Judy Lau
Staff Writer
Lenovo has sold computers that are preinstalled with adware that hijacks Web sessions. This may in turn make users vulnerable to HTTPS man-in-the-middle attacks, which are trivial for attackers to carry out.
The main threat is present on Lenovo PCs that have adware from Superfish installed. Superfish is a visual search tool designed to enhance online shopping for Lenovo customers and does not collect any personal data, according to CEO Adi Pinhas.
However, Superfish installs a self-signed root HTTPS certificate that can intercept encrypted traffic for every website a user visits. When a user visits an HTTPS site, the site certificate is signed, controlled by Superfish, and falsely represents itself as the official website certificate.
In addition, the private encryption key accompanying the Superfish-signed Transport Layer Security certificate appears to be the same for every Lenovo machine. Thus, attackers can use the key to certify imposter HTTPS websites that masquerade as secure destinations on the internet, such as Bank of America or Google. PCs that have the Superfish root certificate installed will fail to flag the sites as forgeries, undermining the reason HTTPS protection exists in the first place.

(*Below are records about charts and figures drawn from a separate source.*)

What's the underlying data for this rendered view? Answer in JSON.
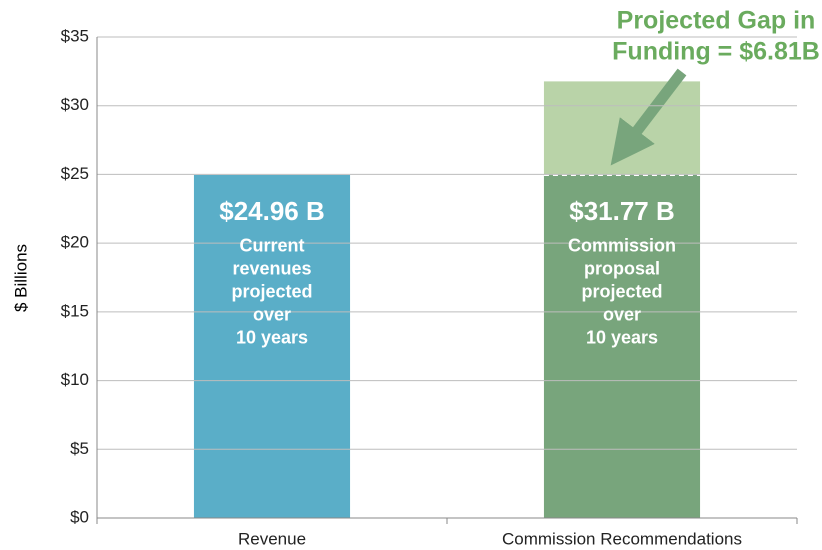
{
  "chart_data": {
    "type": "bar",
    "ylabel": "$ Billions",
    "categories": [
      "Revenue",
      "Commission Recommendations"
    ],
    "values": [
      24.96,
      31.77
    ],
    "value_labels": [
      "$24.96 B",
      "$31.77 B"
    ],
    "descriptions": [
      [
        "Current",
        "revenues",
        "projected",
        "over",
        "10 years"
      ],
      [
        "Commission",
        "proposal",
        "projected",
        "over",
        "10 years"
      ]
    ],
    "colors": [
      "#5aaec8",
      "#78a57c"
    ],
    "gap_color": "#b9d3a8",
    "annotation": {
      "lines": [
        "Projected Gap in",
        "Funding = $6.81B"
      ],
      "color": "#6aab5e"
    },
    "ylim": [
      0,
      35
    ],
    "yticks": [
      {
        "value": 0,
        "label": "$0"
      },
      {
        "value": 5,
        "label": "$5"
      },
      {
        "value": 10,
        "label": "$10"
      },
      {
        "value": 15,
        "label": "$15"
      },
      {
        "value": 20,
        "label": "$20"
      },
      {
        "value": 25,
        "label": "$25"
      },
      {
        "value": 30,
        "label": "$30"
      },
      {
        "value": 35,
        "label": "$35"
      }
    ],
    "grid": true
  }
}
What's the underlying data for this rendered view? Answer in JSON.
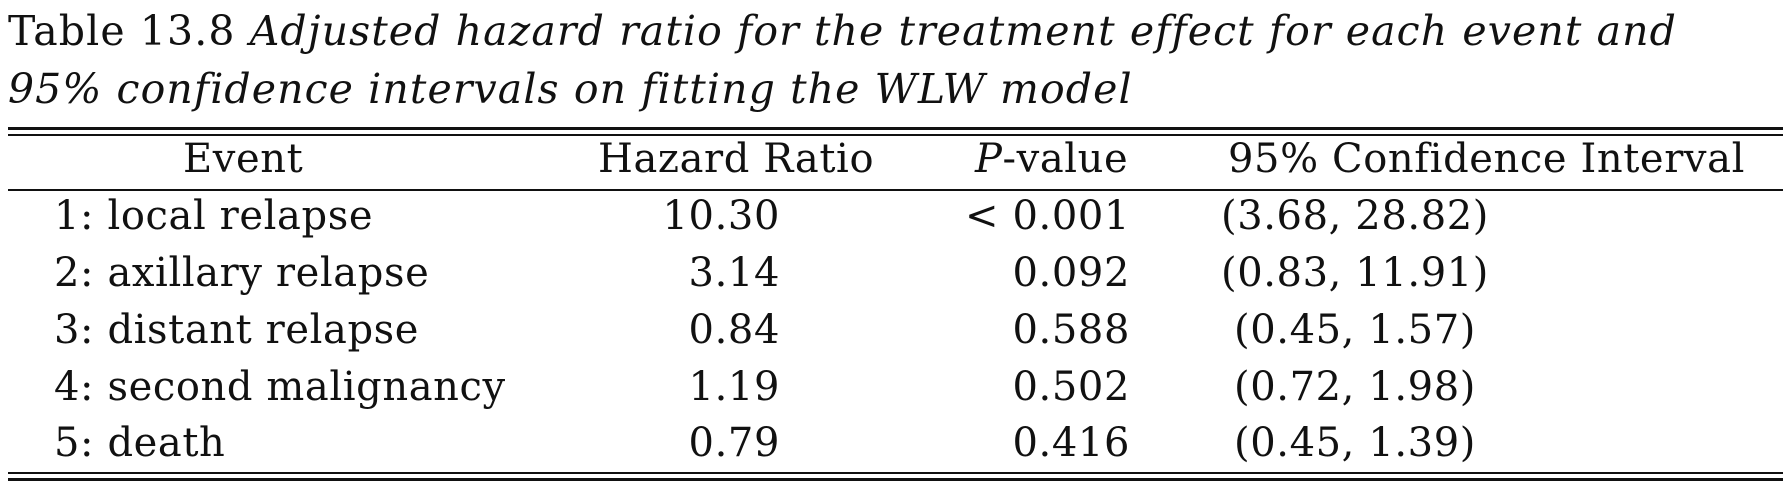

“Systems that came with the software already installed will continue to be vulnerable until corrective actions have been taken,” US-CERT warns.
Additionally, Superfish uses the same certificate on every affected Lenovo system by using a weak, depreciated version of encryption. Security researchers have already extracted the private key for the certificate. Thus, hackers can easily launch their own man-in-the-middle attacks, which is when an attacker has the ability to monitor, alter, and inject messages into a communication channel, on users of affected Lenovo PCs by leveraging this shocking vulnerability put in place for Superfish.
The Superfish software hijacks encrypted Web sessions no matter which browser someone uses. Certificate pinning in Google Chrome does nothing to alert users that something is wrong. As Google points out in a post explaining certificate pinning, the mechanism is not set up to validate certificates chained to a private anchor.
“A key result of this policy is that private trust anchors can be used to proxy connections, even to pinned sites,” the Google page warned. “Data loss prevention appliances, firewalls, content filters, and malware can use this feature to defeat the protections of key pinning.”
Lenovo stopped using the Superfish software in January, vowing to provide a tool to remove Superfish from affected PCs. While the tool has not come out yet, Microsoft quickly pushed out a Windows Defender update that eliminates the Superfish adware and the root certificate in Windows, but not the Superfish certificate stored in Firefox’s separate certificate manager. Likewise, other antivirus solutions identify Superfish as adware but will not remove the certificate from Windows or Firefox.
Lenovo recently released a statement saying Superfish was installed on consumer laptops shipped between October and December 2014. The manufacturer claimed to stop preloading Superfish in January 2015 and has no plans to resume the practice. People concerned that their PC may contain this critical vulnerability can check at https://filippo.io/Badfish/, a site that scans other websites for catastrophic Heartbleed weakness in OpenSSL. The best way to truly eradicate the dangerous certificate from the Lenovo PC is to remove everything manually.